Thursday 7 November 2013

Peru - Padre Cocha: The gringo and the village

A man of what would be considered fair complexion, standing at approximately 5´11", casually strolling down the street next to his girlfriend of similar complexion and some kind of backpack like device affixed to his shoulder would not be a stare worthy event in many of the areas I have visited on my travels so far in South America. In the small village of Padre Cocha on the other hand..... it is. I am by no means speaking of this in a negative way, as the way in which the staring is done is quite friendly and usually accompanied by greetings of "Hola!" which, in the case of small children, may often be repeated from the safety of the shadow of a door way until I am well and truly out of earshot (or for all I know, beyond). Now, allow me an opportunity to tell you a few of the tales of my experiences that have defined this connection (and separation) between myself and the local Peruvian people.

I have been living now in Padre Cocha for approximately 5 weeks and in that time I feel as if everyday brings me a little closer to the villages inhabitants and to getting a true glimps, contextual and small as it may be, into what it may actually be like to live here on the banks of the Rio Nannay, within Amazonian rainforest. At the beginning of this time, my limited Spanish proved to be a significant issue, with very few people speaking English.

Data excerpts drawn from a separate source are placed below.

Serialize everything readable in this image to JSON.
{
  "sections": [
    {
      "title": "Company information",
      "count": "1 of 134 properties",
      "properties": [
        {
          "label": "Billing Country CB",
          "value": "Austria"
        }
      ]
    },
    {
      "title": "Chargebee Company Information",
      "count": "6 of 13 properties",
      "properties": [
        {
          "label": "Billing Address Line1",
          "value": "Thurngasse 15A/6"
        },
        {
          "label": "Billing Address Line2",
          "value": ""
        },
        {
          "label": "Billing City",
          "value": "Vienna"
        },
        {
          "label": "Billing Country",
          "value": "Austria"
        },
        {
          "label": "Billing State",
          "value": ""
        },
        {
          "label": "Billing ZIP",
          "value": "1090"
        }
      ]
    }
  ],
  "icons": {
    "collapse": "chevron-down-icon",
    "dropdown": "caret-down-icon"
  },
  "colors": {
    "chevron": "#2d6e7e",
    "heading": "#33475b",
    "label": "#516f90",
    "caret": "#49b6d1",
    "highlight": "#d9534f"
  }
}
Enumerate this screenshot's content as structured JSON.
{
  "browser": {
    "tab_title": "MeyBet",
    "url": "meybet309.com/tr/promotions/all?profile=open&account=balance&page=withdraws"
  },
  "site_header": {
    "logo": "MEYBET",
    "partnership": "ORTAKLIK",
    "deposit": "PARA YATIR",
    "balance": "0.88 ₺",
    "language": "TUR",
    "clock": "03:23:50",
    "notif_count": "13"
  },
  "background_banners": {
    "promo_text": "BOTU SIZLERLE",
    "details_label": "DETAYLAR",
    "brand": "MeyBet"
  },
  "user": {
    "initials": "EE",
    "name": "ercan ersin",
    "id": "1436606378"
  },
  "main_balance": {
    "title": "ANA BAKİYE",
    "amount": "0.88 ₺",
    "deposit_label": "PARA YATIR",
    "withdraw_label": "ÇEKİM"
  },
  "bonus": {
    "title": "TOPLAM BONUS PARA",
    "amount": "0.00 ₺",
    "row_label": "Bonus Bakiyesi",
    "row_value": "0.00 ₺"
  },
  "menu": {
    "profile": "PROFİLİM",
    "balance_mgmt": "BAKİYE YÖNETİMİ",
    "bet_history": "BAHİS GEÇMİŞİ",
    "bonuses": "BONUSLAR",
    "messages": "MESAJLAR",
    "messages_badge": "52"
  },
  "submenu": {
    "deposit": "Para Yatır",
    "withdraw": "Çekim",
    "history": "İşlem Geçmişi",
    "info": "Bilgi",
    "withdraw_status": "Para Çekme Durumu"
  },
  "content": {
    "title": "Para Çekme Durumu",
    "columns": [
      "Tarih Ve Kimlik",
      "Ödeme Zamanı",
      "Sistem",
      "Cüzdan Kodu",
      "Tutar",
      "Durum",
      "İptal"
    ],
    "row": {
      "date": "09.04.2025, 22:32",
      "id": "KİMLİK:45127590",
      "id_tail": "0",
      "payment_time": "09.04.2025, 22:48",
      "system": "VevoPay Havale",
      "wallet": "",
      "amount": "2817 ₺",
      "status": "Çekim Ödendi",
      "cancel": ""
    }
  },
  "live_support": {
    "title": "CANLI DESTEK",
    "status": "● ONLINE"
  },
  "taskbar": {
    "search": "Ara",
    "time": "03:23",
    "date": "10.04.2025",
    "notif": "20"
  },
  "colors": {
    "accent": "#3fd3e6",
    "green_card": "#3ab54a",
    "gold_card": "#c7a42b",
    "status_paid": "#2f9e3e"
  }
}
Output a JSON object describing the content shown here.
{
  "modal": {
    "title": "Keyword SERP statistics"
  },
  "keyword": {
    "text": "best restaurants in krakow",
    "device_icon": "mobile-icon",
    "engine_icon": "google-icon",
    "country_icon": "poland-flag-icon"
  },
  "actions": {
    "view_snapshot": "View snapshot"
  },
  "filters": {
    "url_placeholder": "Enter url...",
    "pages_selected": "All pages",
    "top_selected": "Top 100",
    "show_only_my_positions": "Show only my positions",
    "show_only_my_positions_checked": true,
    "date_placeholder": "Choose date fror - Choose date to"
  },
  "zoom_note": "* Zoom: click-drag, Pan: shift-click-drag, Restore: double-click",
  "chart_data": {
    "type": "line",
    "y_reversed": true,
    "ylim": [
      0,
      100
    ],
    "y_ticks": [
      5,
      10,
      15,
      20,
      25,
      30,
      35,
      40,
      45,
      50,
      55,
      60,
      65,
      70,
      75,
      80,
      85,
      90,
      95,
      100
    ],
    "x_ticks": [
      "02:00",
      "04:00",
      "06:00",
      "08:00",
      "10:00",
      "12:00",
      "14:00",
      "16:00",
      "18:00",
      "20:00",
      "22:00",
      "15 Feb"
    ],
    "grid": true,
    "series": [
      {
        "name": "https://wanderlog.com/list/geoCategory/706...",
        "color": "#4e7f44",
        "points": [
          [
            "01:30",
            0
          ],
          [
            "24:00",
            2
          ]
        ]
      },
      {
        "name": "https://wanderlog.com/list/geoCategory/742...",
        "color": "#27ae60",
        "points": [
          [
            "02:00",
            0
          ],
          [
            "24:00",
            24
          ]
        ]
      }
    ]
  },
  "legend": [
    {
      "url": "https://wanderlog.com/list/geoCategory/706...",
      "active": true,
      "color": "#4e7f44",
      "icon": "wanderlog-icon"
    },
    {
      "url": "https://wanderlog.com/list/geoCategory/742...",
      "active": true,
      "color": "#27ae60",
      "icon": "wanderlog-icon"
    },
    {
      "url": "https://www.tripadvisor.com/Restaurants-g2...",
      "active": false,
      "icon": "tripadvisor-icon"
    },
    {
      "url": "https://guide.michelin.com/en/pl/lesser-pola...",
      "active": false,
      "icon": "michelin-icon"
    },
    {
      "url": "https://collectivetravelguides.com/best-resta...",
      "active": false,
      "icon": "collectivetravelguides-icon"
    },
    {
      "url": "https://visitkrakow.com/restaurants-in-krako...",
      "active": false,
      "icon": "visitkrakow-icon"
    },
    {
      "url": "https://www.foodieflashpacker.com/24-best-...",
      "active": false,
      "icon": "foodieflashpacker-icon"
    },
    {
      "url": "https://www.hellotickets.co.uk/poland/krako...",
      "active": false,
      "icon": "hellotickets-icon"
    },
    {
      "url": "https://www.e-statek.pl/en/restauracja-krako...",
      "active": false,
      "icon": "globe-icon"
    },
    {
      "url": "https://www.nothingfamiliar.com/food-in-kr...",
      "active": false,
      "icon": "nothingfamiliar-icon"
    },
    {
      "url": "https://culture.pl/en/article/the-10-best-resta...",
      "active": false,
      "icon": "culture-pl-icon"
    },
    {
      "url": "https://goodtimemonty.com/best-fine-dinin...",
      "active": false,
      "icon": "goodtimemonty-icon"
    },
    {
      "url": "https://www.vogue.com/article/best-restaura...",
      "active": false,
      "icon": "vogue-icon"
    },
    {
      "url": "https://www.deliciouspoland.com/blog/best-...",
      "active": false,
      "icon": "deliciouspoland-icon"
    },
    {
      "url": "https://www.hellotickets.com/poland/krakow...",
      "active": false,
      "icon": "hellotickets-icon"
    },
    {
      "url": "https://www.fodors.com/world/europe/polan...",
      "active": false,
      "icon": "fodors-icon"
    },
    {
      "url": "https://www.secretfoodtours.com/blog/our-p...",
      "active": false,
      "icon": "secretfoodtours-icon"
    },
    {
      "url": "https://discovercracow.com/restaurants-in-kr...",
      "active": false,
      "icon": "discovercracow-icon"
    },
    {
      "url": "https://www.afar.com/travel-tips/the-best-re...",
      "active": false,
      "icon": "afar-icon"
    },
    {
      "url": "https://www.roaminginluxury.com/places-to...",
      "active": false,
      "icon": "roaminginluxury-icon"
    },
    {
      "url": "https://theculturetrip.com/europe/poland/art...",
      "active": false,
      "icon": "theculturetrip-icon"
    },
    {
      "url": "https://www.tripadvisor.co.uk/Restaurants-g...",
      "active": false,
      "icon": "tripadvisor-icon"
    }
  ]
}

This infact proved to ultimately be a blessing as I was forced, through cultural immersion, to learn and speak the language on a much more regular basis. The primary ignition of my education being the local employees attached to Pilpintuwasi, the animal orphanage at which I was volunteering.

The beautiful Clarita, our lunch lady and one of the first people to befriend us as we were finding our feet in the village, made us feel at home strait away. We would stop by and say Buenos Dias every morning and would be met by her 2 sons at the door, Juan Carlos (7) and Hugo (12). The traditional hello from Juan Carlos was a secret handshake I taught him early on while Hugo would simply greet us very respectfully with a smile. Through playing soccer with the boys, inviting Clarita to my birthday (to which she brought homemade cake) and teaching the extended family English in an almost uncomfortably official setting, we ended up earning an invite to Claritas nieces 15th birthday party. Now to an Australian, a 15th isn't very special..... but to a 15 year old Peruvian female...... it is the biggest night of their life.

A 15th is a coming of age event that draws a huge crowd of extended family and friends that sit awkwardly around a dance floor in a circle and watch the birthday girl dance with as many men and boys as possible. After an allocated allotment of time, or in this case after the birthday girl has danced with a gringo (me) that is caught up in the festivities, a small confetti explosion is released and the birthday girl disappears into the back room. After a moment she re-enters the circle, dressed not in her original princess threads but in a new outfit that wouldn't be out of place in a local Discotec. Upon enquiring I discovered that this change signifies the Innocent girl, who can dance with many males without inference, becoming the woman who will experience all that being a woman entails.

Although this is just a sprinkling of all of the people I met and experiences I had, all in all the immersion into Padre Cocha and the day to day adventures that this involved was a part of this journey that I thoroughly enjoyed. If, while travelling, you have an opportunity to spend some time out of your comfort zone getting to know a community I would definitely recommend doing so.